I’ve already written a pair of posts about this paper, but I wanted to highlight one part, because it relates to ID. I also had to think about how it relates to what Dr. R was arguing, although it is still not totally clear to me.
This paragraph is what got me excited:
Rational design and directed evolution should not be viewed as opposing methods, but as alternate ways to produce and optimize parts, each with their own unique strengths and weaknesses. Directed evolution requires a high-throughput way to screen or select for a desired function and that functional mutants exist in the sequence space sampled. This second constraint becomes less likely as the desired function diverges further from the initial function. On the other hand, while rational design strategies can make multiple changes or large-scale alterations that incorporate scientific knowledge, these strategies are rarely precise enough to finely tune the system behaviour. Furthermore, it is difficult to know if additional optimization is possible when employing rational design. For these reasons, both methods can and should be used in conjunction and will hopefully continue to be applied in unison during the years to come.

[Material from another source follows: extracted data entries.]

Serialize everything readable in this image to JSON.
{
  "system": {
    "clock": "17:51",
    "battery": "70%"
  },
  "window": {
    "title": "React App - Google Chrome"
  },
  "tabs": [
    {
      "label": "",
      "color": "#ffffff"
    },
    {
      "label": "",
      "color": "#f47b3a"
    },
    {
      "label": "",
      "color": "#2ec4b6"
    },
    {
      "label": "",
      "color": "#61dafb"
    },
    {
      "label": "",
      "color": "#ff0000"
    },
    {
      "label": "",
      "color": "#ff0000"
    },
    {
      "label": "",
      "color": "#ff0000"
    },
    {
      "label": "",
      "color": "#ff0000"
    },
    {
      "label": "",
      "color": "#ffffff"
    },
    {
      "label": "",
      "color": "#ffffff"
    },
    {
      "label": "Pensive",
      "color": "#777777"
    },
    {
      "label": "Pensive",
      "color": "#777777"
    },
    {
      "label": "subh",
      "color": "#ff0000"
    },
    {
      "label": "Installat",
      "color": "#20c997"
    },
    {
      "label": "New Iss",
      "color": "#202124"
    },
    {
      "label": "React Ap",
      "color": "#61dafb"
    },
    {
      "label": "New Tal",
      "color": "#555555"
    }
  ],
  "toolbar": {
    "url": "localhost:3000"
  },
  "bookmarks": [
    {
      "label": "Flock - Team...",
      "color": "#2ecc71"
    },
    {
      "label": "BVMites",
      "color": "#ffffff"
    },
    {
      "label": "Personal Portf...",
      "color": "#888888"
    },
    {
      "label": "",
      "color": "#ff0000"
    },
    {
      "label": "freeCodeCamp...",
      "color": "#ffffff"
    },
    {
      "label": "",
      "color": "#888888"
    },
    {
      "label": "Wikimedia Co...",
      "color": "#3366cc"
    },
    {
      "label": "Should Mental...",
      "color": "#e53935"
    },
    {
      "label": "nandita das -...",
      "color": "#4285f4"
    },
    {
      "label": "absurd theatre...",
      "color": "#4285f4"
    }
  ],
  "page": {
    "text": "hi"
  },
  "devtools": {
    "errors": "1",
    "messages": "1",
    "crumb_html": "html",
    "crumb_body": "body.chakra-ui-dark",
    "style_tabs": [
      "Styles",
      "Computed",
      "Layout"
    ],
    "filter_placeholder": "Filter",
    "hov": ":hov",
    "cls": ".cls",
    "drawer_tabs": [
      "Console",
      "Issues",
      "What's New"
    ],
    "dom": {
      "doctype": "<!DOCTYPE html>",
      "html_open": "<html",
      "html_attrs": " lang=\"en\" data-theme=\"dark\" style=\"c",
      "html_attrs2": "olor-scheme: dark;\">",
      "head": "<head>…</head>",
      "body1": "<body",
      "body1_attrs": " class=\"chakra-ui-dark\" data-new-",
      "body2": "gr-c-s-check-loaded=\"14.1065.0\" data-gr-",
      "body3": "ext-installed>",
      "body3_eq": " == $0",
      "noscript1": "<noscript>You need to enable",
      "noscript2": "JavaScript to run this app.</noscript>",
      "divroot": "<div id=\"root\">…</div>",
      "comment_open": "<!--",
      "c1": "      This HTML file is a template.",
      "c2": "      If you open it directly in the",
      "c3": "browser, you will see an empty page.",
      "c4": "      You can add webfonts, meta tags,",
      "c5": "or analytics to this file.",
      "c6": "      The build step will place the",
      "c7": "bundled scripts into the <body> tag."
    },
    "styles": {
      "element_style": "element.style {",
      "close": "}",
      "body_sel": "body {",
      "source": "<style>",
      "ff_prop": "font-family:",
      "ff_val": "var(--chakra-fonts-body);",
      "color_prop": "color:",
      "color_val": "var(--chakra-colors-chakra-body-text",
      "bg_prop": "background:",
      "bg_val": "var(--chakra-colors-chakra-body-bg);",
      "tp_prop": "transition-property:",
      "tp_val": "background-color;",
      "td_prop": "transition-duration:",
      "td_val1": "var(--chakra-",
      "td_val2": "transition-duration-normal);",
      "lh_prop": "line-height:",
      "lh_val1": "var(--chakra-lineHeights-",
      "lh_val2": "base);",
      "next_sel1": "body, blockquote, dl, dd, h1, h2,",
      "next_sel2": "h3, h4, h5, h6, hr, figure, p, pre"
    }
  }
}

I find this important because of what it says about how intelligent design might have worked. I think few intelligent design scientists think that everything has been controlled by a designer – there is still some room for evolution to tinker at the edges. So why did the Designer design some things, but let others evolve? I think we see the answer here. If one wants to make large changes (adding a flagellum here, an eye there), it is best to do it by designing it first. But once you have done that, it is easier to let micro-evolution optimise performance.
One of Dr. R’s criticisms is that ID presents no positive hypotheses. I disagree with him strongly, and I see this as one more example of where ID science makes positive contributions to our knowledge. If ID science can show when design is more effective than micro-evolution, it can start to focus on what functions and structures were designed.